Carl Icahn previously owned 82 percent of the Federal-Mogul shares. Photo credit: Reuters

Billionaire investor Carl Icahn, after nearly a year of posturing with Federal-Mogul’s shareholders, will take full ownership of the diversified auto parts supplier in a roughly $300 million deal.

Icahn Enterprises LP, through his indirect wholly-owned subsidiary IEH FM Holdings LLC, sealed the deal after Federal-Mogul’s second-largest shareholder Gabelli Asset Management Company Investors tendered 7 million shares to Icahn, providing enough shares to take over the public company outright, Bloomberg reported.

Icahn previously owned 82 percent of the Federal-Mogul shares.

The deal, announced Thursday by Icahn Enterprises, ends a near yearlong quest for Icahn to acquire the supplier, known for its arsenal of aftermarket brands such as Anco wiper blades, Champion spark plugs and Wagner brakes. 

On Jan. 3, Icahn offered $10 per share, up from a previous offer of $9.25 per share, to acquire the remaining shares

Last February, Icahn entered into a definitive agreement to acquire the remaining shares, offering $7 per share, then upped the bid to $8 per share in June. By September, Icahn upped the bid again to pay $9.25 per share in an all-cash deal, which represented an 86 percent premium on the supplier’s share price of $4.98 on Feb. 26, when Icahn first proposed the buyout.

The bid comes after Federal-Mogul scrapped its plan in January 2015 to split the company into two separate public entities. Company officers pointed to market conditions as the culprit behind its decision not to split its aftermarket parts division from its powertrain division.

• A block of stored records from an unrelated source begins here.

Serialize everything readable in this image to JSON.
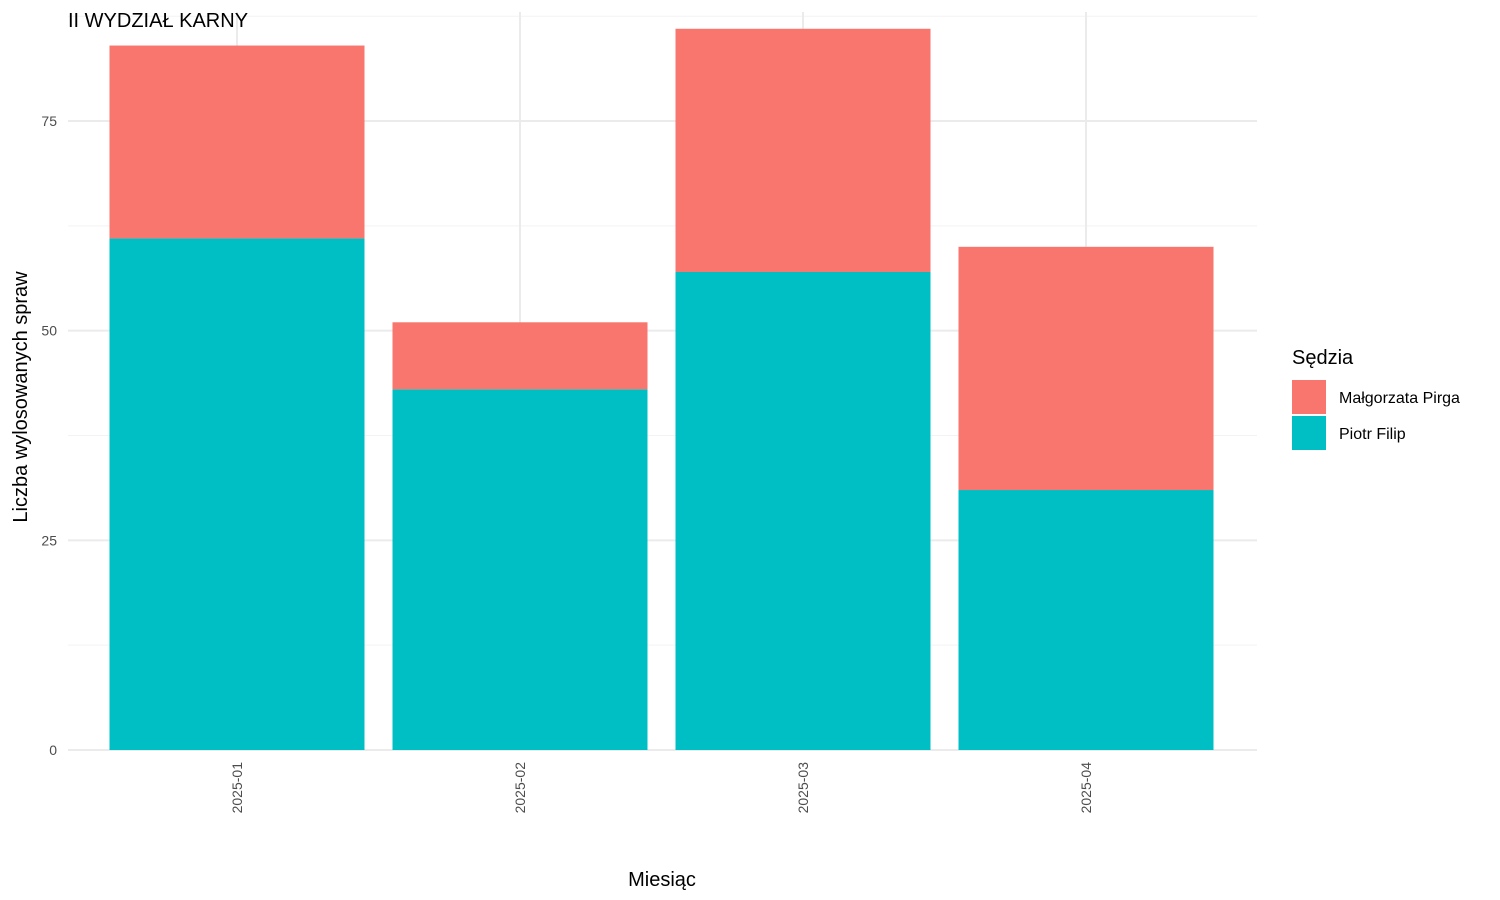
{
  "chart_data": {
    "type": "bar",
    "stacked": true,
    "title": "II WYDZIAŁ KARNY",
    "xlabel": "Miesiąc",
    "ylabel": "Liczba wylosowanych spraw",
    "categories": [
      "2025-01",
      "2025-02",
      "2025-03",
      "2025-04"
    ],
    "yticks": [
      0,
      25,
      50,
      75
    ],
    "ylim": [
      0,
      88
    ],
    "grid": true,
    "legend": {
      "title": "Sędzia",
      "position": "right"
    },
    "series": [
      {
        "name": "Piotr Filip",
        "color": "#00BFC4",
        "values": [
          61,
          43,
          57,
          31
        ]
      },
      {
        "name": "Małgorzata Pirga",
        "color": "#F8766D",
        "values": [
          23,
          8,
          29,
          29
        ]
      }
    ]
  }
}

In December 2015, Icahn won a $1.03 billion bidding war for auto parts retail chain Pep Boys. Experts believe Icahn plans to use the parts retailer as a mainline for Federal-Mogul parts but fear his vertical integration strategy will hurt the company over the long term.

Pep Boys’ 800 stores, paired with Icahn’s other aftermarket retailer, the 278-location Auto Plus, would make up the fifth-largest retail auto parts chain in the U.S. Even with Pep Boys’ stores, Auto Plus would be significantly smaller than rivals Advance Auto Parts Inc., Autozone Inc. and O’Reilly Automotive Inc.

It’s unclear whether Icahn taking full control of Federal-Mogul would expedite that process.

Federal-Mogul (NASDAQ: FDML) shares traded at $10.01, just above Icahn’s offer, in Thursday’s morning trading.

The supplier, based north of Detroit in Southfield, Mich., ranks No. 47 on the Automotive News list of the top 100 global suppliers with estimated worldwide sales to automakers of $5.1 billion in 2015.